The redirection sends the output .. to the stdout of the first process in the container so if your service doesn't run on pid 1 you'll need to target the correct pid. I have tested this with spring boot and it works.

qq .. how do you find out what the pid is? Im in a similar situation not seeing the redirected output and wondering if the pid mismatch is the cause. Thx.

drewagentsync commented 1 year ago

Another problem with this approach we discovered is we don't get a single log message for the healthchecks, rather it's prepended on the next log message as mentioned by @justas200. When you have JSON logging in your service this breaks the parser in your log monitoring tool (e.g. datadog) and the log message ends up run together.

We've given up on this approach and are working on prioritizing exploring different approaches. 👎 It's OK in a pinch but the developer experience isn't the best.

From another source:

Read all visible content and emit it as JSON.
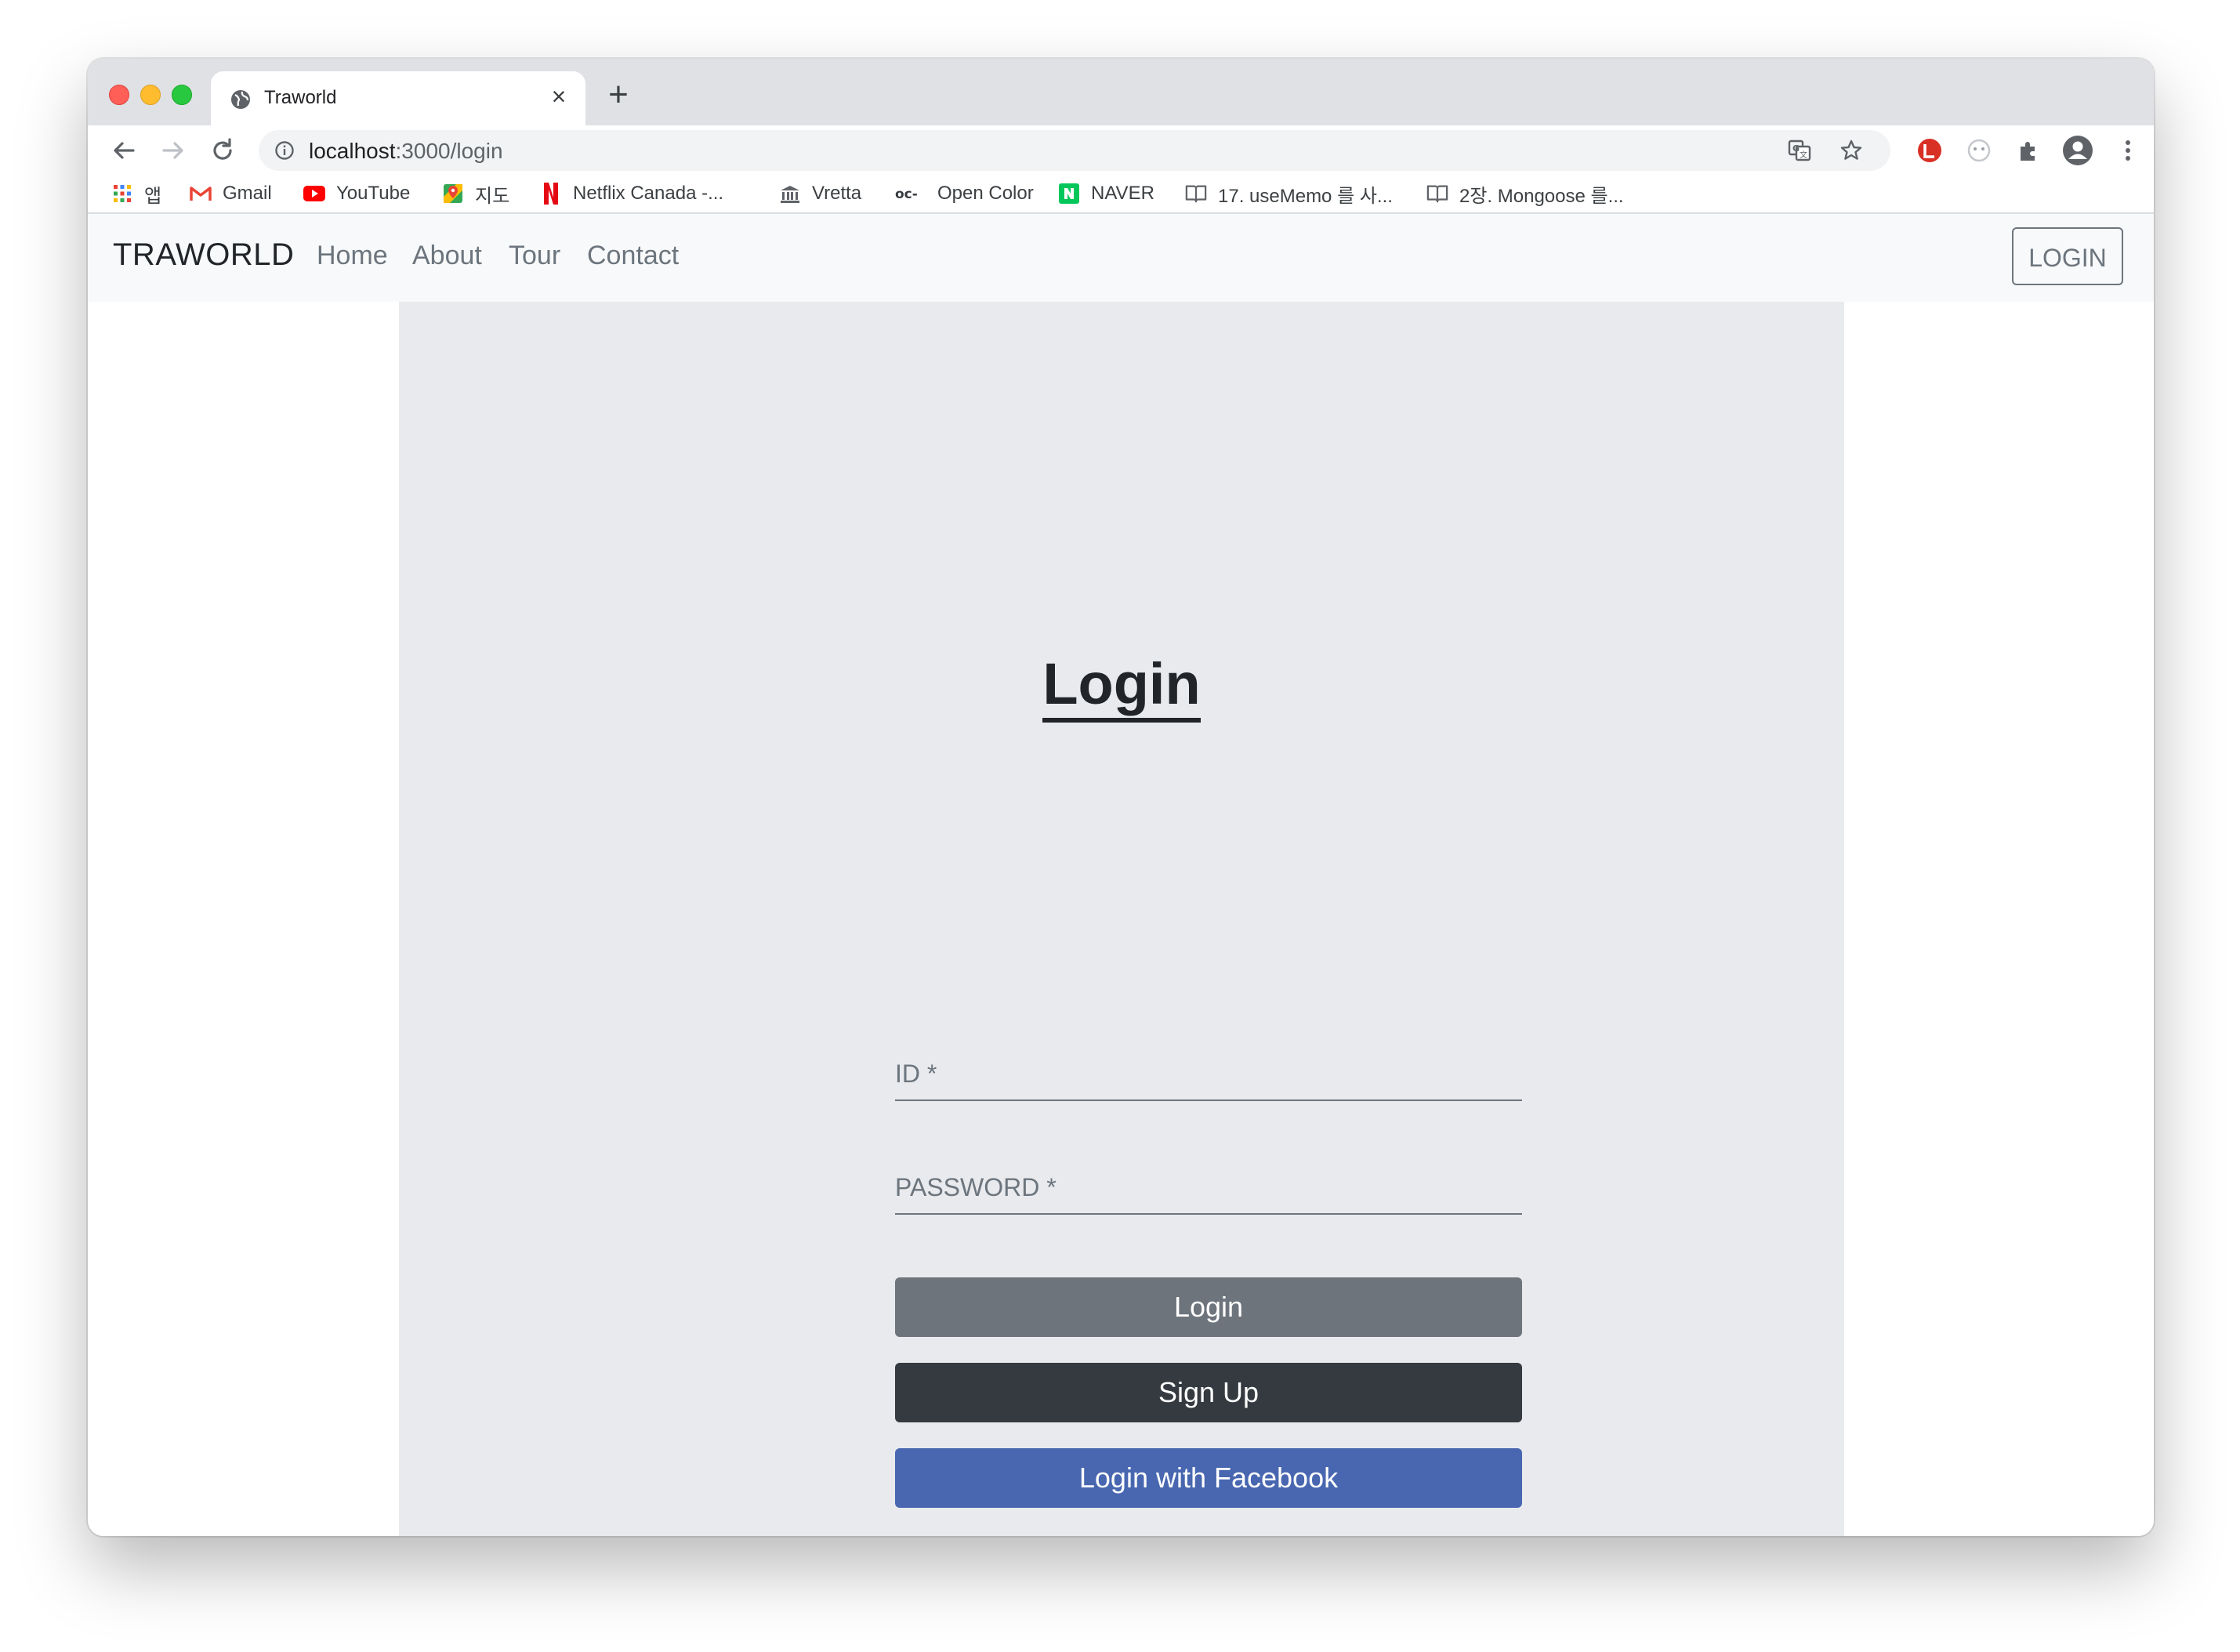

Sure would be nice if AWS would give us a way to pass log messages from the healthcheck script/command to the log driver directly.

@ArthurYidi 's suggestion to send the container healthchecks to your chosen log tool is probably the approach we'll explore first.

sergio-toro commented 7 months ago

The healthcheck logs would save a lot of debugging time...

jumpinjan commented 4 months ago

+1

yves-vogl commented 2 weeks ago

+1 - stumbled upon this while trying to fix AWS Otel Container in ECS.